Rudi tertawa lepas saat mendengar cerita Faldo, mereka tengah menikmati makan malam. Riana hanya diam mendengarkan, dia bahkan tidak berselera untuk makan. Makanan miliknya hanya disentuh sedikit. Riana mengangkat muka mencari sosok Reyhan di antara para anak buah Rudi yang berdiri sigap di sisi lain ruangan. Pandangan Riana berhenti ketika melihat Reyhan berada pada barisan paling ujung di balik kaca besar sebagai pembatas ruangan. Posisi Reyhan membelakangi dan menghadap ke arah lain.

Riana menghela napas pelan, dia ingin segera beranjak dari tempat itu dan bisa berbicara dengan Reyhan. Riana memutar otaknya untuk mencari alasan agar tidak mengundang kecurigaan dan bisa meminta Reyhan menemuinya diam-diam. 

Faldo sejak tadi memerhatikan Riana yang tampak gelisah. Dia menyentuh punggung tangan Riana dengan lembut. 

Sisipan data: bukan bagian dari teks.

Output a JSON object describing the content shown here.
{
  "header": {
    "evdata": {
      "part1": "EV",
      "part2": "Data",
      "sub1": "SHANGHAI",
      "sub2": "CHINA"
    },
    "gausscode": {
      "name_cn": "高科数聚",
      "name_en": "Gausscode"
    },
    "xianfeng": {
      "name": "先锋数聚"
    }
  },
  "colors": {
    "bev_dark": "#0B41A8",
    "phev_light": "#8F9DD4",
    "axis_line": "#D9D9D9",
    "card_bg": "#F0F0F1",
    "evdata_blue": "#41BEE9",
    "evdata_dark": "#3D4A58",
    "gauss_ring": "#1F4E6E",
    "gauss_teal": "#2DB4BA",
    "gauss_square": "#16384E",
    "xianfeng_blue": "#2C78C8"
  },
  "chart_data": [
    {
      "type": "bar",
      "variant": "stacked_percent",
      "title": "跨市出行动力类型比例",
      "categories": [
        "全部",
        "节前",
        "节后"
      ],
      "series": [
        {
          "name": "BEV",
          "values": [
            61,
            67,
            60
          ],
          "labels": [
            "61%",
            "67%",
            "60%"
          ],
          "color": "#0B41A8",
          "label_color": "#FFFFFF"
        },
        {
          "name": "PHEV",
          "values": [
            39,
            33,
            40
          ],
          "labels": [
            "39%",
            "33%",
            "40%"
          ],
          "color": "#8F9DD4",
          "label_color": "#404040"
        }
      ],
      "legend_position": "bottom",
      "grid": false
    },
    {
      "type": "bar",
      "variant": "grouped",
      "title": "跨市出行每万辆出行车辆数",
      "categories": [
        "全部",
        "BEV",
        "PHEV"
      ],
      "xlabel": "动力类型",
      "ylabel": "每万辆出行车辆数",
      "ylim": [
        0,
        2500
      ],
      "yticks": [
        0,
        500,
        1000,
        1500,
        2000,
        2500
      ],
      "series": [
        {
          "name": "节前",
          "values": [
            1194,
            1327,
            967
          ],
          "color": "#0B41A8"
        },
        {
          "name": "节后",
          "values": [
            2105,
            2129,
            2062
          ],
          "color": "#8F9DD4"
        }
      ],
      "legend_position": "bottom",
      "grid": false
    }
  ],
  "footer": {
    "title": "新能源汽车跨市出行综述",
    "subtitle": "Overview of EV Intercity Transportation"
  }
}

"Apa yang sedang kaupikirkan?" 

Riana tersentak hingga tanpa sadar melepas sendok di tangannya dan mengundang perhatian. Semua mata tertuju padanya. 

"Riana!" tegur Rudi. 

"Maaf.... " 

Riana melirik ke arah Faldo dengan kesal. 

"Kau terlihat gelisah sejak tadi," kata Faldo lagi. 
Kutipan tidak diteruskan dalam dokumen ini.